The European Commission’s first review of the Digital Markets Act (DMA) lands at an awkward moment. Just as Brussels begins to test whether its flagship digital regulation works, AI threatens to change the game the DMA was built to police. The question is not just whether the DMA can handle AI. It is whether lawmakers built it for the right market at all.

As AI spreads, it has sharpened an old question in a new setting: How should competition policy preserve room for innovation while also addressing the anticompetitive risks new technologies can create? The pace of AI development raises an even more pointed concern. Can recently adopted ex ante rules—rules meant to prevent competitive harm before it occurs—remain “future-proof” in digital markets? The DMA did not anticipate AI’s rapid rise. It may age faster than expected.

That concern looks more urgent with the emergence of assistive and agentic AI. These tools could reshape core digital intermediation functions, including web browsing, online search, and e-commerce. Put less grandly: They may change how users find, choose, and buy things online. AI assistants and agents increasingly act as standalone interfaces, allowing users to access third-party goods, services, and content without leaving a conversational environment. That shift could reconfigure where—and how—competitive power concentrates.

This backdrop highlights a familiar tension. Competition law moves slowly, but it adapts. Its open-ended standards can evolve with changing market realities. Sector-specific regulation works differently. It can target problems quickly and directly, but it often locks in assumptions about how markets operate. When technology shifts, those assumptions can break.

The DMA illustrates the tradeoff. Despite its recent adoption, the regime already risks rapid aging. Lawmakers designed it for a digital ecosystem that AI-driven intermediation may soon transform.
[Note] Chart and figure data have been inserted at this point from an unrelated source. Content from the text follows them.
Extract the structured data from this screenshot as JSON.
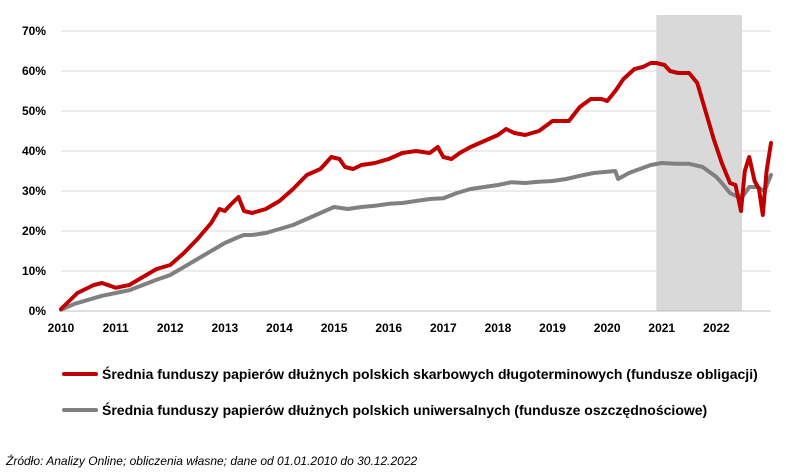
{
  "chart_data": {
    "type": "line",
    "xlim": [
      2010,
      2023
    ],
    "ylim": [
      0,
      70
    ],
    "y_ticks": [
      "0%",
      "10%",
      "20%",
      "30%",
      "40%",
      "50%",
      "60%",
      "70%"
    ],
    "y_tick_values": [
      0,
      10,
      20,
      30,
      40,
      50,
      60,
      70
    ],
    "x_ticks": [
      "2010",
      "2011",
      "2012",
      "2013",
      "2014",
      "2015",
      "2016",
      "2017",
      "2018",
      "2019",
      "2020",
      "2021",
      "2022"
    ],
    "x_tick_values": [
      2010,
      2011,
      2012,
      2013,
      2014,
      2015,
      2016,
      2017,
      2018,
      2019,
      2020,
      2021,
      2022
    ],
    "grid": "horizontal",
    "legend_position": "bottom",
    "shaded_region": {
      "x_start": 2020.9,
      "x_end": 2022.47,
      "color": "#d9d9d9"
    },
    "series": [
      {
        "name": "Średnia funduszy papierów dłużnych polskich skarbowych długoterminowych (fundusze obligacji)",
        "color": "#c00000",
        "points": [
          [
            2010.0,
            0.5
          ],
          [
            2010.15,
            2.5
          ],
          [
            2010.3,
            4.5
          ],
          [
            2010.45,
            5.5
          ],
          [
            2010.6,
            6.5
          ],
          [
            2010.75,
            7.0
          ],
          [
            2010.9,
            6.3
          ],
          [
            2011.0,
            5.8
          ],
          [
            2011.25,
            6.5
          ],
          [
            2011.5,
            8.5
          ],
          [
            2011.75,
            10.5
          ],
          [
            2012.0,
            11.5
          ],
          [
            2012.25,
            14.5
          ],
          [
            2012.5,
            18.0
          ],
          [
            2012.75,
            22.0
          ],
          [
            2012.9,
            25.5
          ],
          [
            2013.0,
            25.0
          ],
          [
            2013.1,
            26.5
          ],
          [
            2013.25,
            28.5
          ],
          [
            2013.35,
            25.0
          ],
          [
            2013.5,
            24.5
          ],
          [
            2013.75,
            25.5
          ],
          [
            2014.0,
            27.5
          ],
          [
            2014.25,
            30.5
          ],
          [
            2014.5,
            34.0
          ],
          [
            2014.75,
            35.5
          ],
          [
            2014.95,
            38.5
          ],
          [
            2015.1,
            38.0
          ],
          [
            2015.2,
            36.0
          ],
          [
            2015.35,
            35.5
          ],
          [
            2015.5,
            36.5
          ],
          [
            2015.75,
            37.0
          ],
          [
            2016.0,
            38.0
          ],
          [
            2016.25,
            39.5
          ],
          [
            2016.5,
            40.0
          ],
          [
            2016.75,
            39.5
          ],
          [
            2016.9,
            41.0
          ],
          [
            2017.0,
            38.5
          ],
          [
            2017.15,
            38.0
          ],
          [
            2017.3,
            39.5
          ],
          [
            2017.5,
            41.0
          ],
          [
            2017.75,
            42.5
          ],
          [
            2018.0,
            44.0
          ],
          [
            2018.15,
            45.5
          ],
          [
            2018.3,
            44.5
          ],
          [
            2018.5,
            44.0
          ],
          [
            2018.75,
            45.0
          ],
          [
            2019.0,
            47.5
          ],
          [
            2019.15,
            47.5
          ],
          [
            2019.3,
            47.5
          ],
          [
            2019.5,
            51.0
          ],
          [
            2019.7,
            53.0
          ],
          [
            2019.9,
            53.0
          ],
          [
            2020.0,
            52.5
          ],
          [
            2020.15,
            55.0
          ],
          [
            2020.3,
            58.0
          ],
          [
            2020.5,
            60.5
          ],
          [
            2020.65,
            61.0
          ],
          [
            2020.8,
            62.0
          ],
          [
            2020.9,
            62.0
          ],
          [
            2021.05,
            61.5
          ],
          [
            2021.15,
            60.0
          ],
          [
            2021.3,
            59.5
          ],
          [
            2021.5,
            59.5
          ],
          [
            2021.65,
            57.0
          ],
          [
            2021.8,
            50.0
          ],
          [
            2021.95,
            43.0
          ],
          [
            2022.1,
            37.0
          ],
          [
            2022.25,
            32.0
          ],
          [
            2022.35,
            31.5
          ],
          [
            2022.45,
            25.0
          ],
          [
            2022.52,
            35.0
          ],
          [
            2022.6,
            38.5
          ],
          [
            2022.7,
            32.5
          ],
          [
            2022.78,
            30.5
          ],
          [
            2022.85,
            24.0
          ],
          [
            2022.92,
            35.0
          ],
          [
            2023.0,
            42.0
          ]
        ]
      },
      {
        "name": "Średnia funduszy papierów dłużnych polskich uniwersalnych (fundusze oszczędnościowe)",
        "color": "#808080",
        "points": [
          [
            2010.0,
            0.3
          ],
          [
            2010.25,
            1.8
          ],
          [
            2010.5,
            2.8
          ],
          [
            2010.75,
            3.8
          ],
          [
            2011.0,
            4.5
          ],
          [
            2011.25,
            5.2
          ],
          [
            2011.5,
            6.5
          ],
          [
            2011.75,
            7.8
          ],
          [
            2012.0,
            9.0
          ],
          [
            2012.25,
            11.0
          ],
          [
            2012.5,
            13.0
          ],
          [
            2012.75,
            15.0
          ],
          [
            2013.0,
            17.0
          ],
          [
            2013.25,
            18.5
          ],
          [
            2013.35,
            19.0
          ],
          [
            2013.5,
            19.0
          ],
          [
            2013.75,
            19.5
          ],
          [
            2014.0,
            20.5
          ],
          [
            2014.25,
            21.5
          ],
          [
            2014.5,
            23.0
          ],
          [
            2014.75,
            24.5
          ],
          [
            2015.0,
            26.0
          ],
          [
            2015.25,
            25.5
          ],
          [
            2015.5,
            26.0
          ],
          [
            2015.75,
            26.3
          ],
          [
            2016.0,
            26.8
          ],
          [
            2016.25,
            27.0
          ],
          [
            2016.5,
            27.5
          ],
          [
            2016.75,
            28.0
          ],
          [
            2017.0,
            28.2
          ],
          [
            2017.25,
            29.5
          ],
          [
            2017.5,
            30.5
          ],
          [
            2017.75,
            31.0
          ],
          [
            2018.0,
            31.5
          ],
          [
            2018.25,
            32.2
          ],
          [
            2018.5,
            32.0
          ],
          [
            2018.75,
            32.3
          ],
          [
            2019.0,
            32.5
          ],
          [
            2019.25,
            33.0
          ],
          [
            2019.5,
            33.8
          ],
          [
            2019.75,
            34.5
          ],
          [
            2020.0,
            34.8
          ],
          [
            2020.15,
            35.0
          ],
          [
            2020.2,
            33.0
          ],
          [
            2020.4,
            34.5
          ],
          [
            2020.6,
            35.5
          ],
          [
            2020.8,
            36.5
          ],
          [
            2021.0,
            37.0
          ],
          [
            2021.25,
            36.8
          ],
          [
            2021.5,
            36.8
          ],
          [
            2021.75,
            36.0
          ],
          [
            2021.9,
            34.5
          ],
          [
            2022.0,
            33.5
          ],
          [
            2022.1,
            32.0
          ],
          [
            2022.25,
            29.5
          ],
          [
            2022.4,
            28.5
          ],
          [
            2022.5,
            29.0
          ],
          [
            2022.6,
            31.0
          ],
          [
            2022.75,
            31.0
          ],
          [
            2022.88,
            30.0
          ],
          [
            2023.0,
            34.0
          ]
        ]
      }
    ]
  },
  "source_note": "Źródło: Analizy Online; obliczenia własne; dane od 01.01.2010 do 30.12.2022"
}
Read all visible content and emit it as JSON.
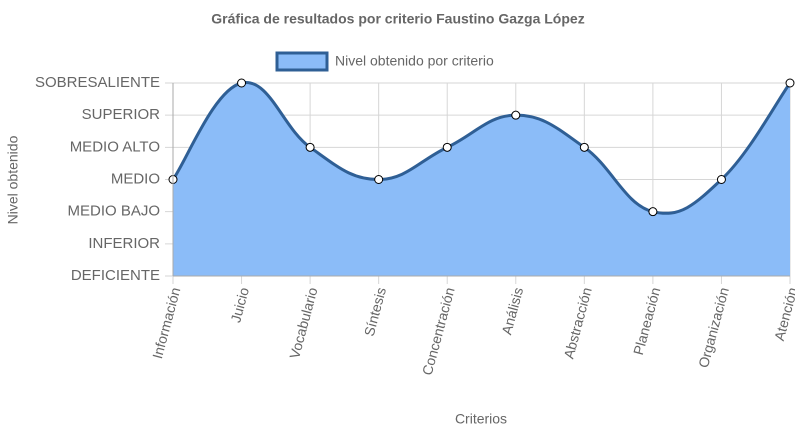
{
  "chart_data": {
    "type": "area",
    "title": "Gráfica de resultados por criterio Faustino Gazga López",
    "y_label": "Nivel obtenido",
    "x_label": "Criterios",
    "categories": [
      "Información",
      "Juicio",
      "Vocabulario",
      "Síntesis",
      "Concentración",
      "Análisis",
      "Abstracción",
      "Planeación",
      "Organización",
      "Atención"
    ],
    "series": [
      {
        "name": "Nivel obtenido por criterio",
        "color": "#2f5f95",
        "fill": "#8bbcf8",
        "values": [
          3,
          6,
          4,
          3,
          4,
          5,
          4,
          2,
          3,
          6
        ]
      }
    ],
    "ylim": [
      0,
      6
    ],
    "yticks": [
      {
        "value": 0,
        "label": "DEFICIENTE"
      },
      {
        "value": 1,
        "label": "INFERIOR"
      },
      {
        "value": 2,
        "label": "MEDIO BAJO"
      },
      {
        "value": 3,
        "label": "MEDIO"
      },
      {
        "value": 4,
        "label": "MEDIO ALTO"
      },
      {
        "value": 5,
        "label": "SUPERIOR"
      },
      {
        "value": 6,
        "label": "SOBRESALIENTE"
      }
    ],
    "grid": true
  }
}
Against that backdrop, the European Commission asked stakeholders whether the DMA can address AI-powered services as they roll out. It also considered whether to revise the list of core platform services—the categories of digital services covered by the DMA—and the obligations attached to them.

New AI entrants sit at the center of that inquiry. When existing gatekeepers integrate AI into their ecosystems, the DMA may capture those services. The regulation does not clearly reach new, standalone AI operators.

The report tempers expectations. So far, the Commission has taken a cautious line. It views the DMA as fit for purpose and does not propose amendments. In the Commission’s view, the regulation has proved adaptable enough to keep pace with developments like AI. Even so, its analysis focuses mainly on how existing gatekeepers deploy AI within designated core platform services.

That leaves a mixed picture. The Commission is, at once, both right and wrong.